Depending on what TMC driver you have, you might be able to use a delayed_gcode loop to poll its internal temperature and issue a PAUSE command if it gets to within (say) 10 degrees of the shutdown threshold.

Even if your driver doesn’t report the internal temperature, you might be able to poll drv_status to look for otpw=1(OvertempWarning!) and issue a PAUSE or some other custom gcode before it gets to the point of ot=1(OvertempError!).

But of course, that should only be used as a protection mechanism to try to avoid losing a failed print, not as a solution to whatever is causing the warning and error in the first place.

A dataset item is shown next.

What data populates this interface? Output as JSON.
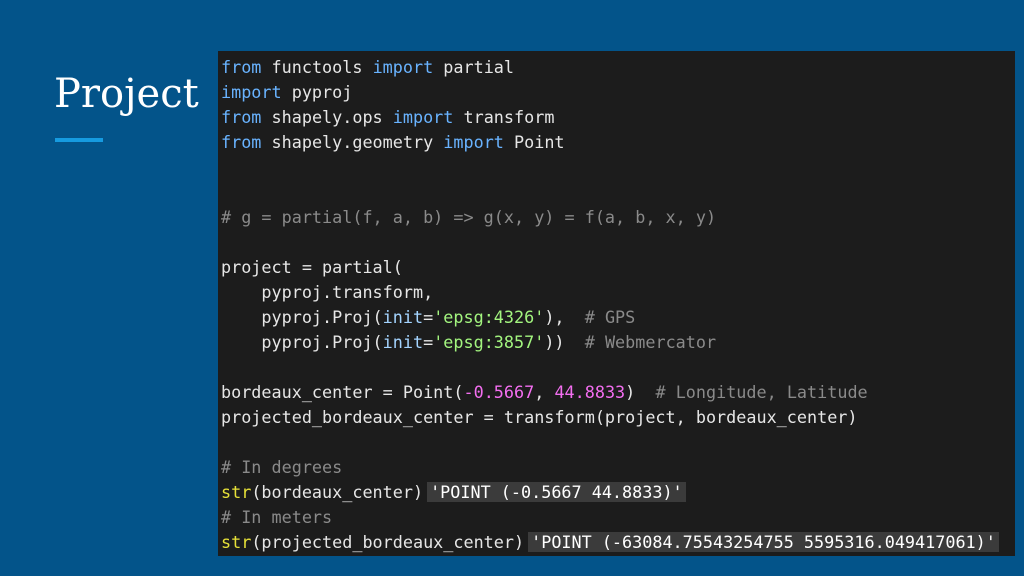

Yeah, I will try to look into this more and try to figure out what might be reasonable ways to reduce halts on failures.

A few things to consider,

  1. If the errors are raised from the board firmware and require rebooting the firmware that may be out of reach or reasonableness.
  2. If there are some other errors that can be safely resumed, than it may be reasonable to offer a way to not require firmware restart
  3. This error in particular is good example where I think theophile makes a reasonable point. It would have been good to know this type of warning was occurring prior to the actual error. I think something in Mainsail or Fluid UI that shows a driver status or reports on driver warnings would be a reasonable place to start on making any changes.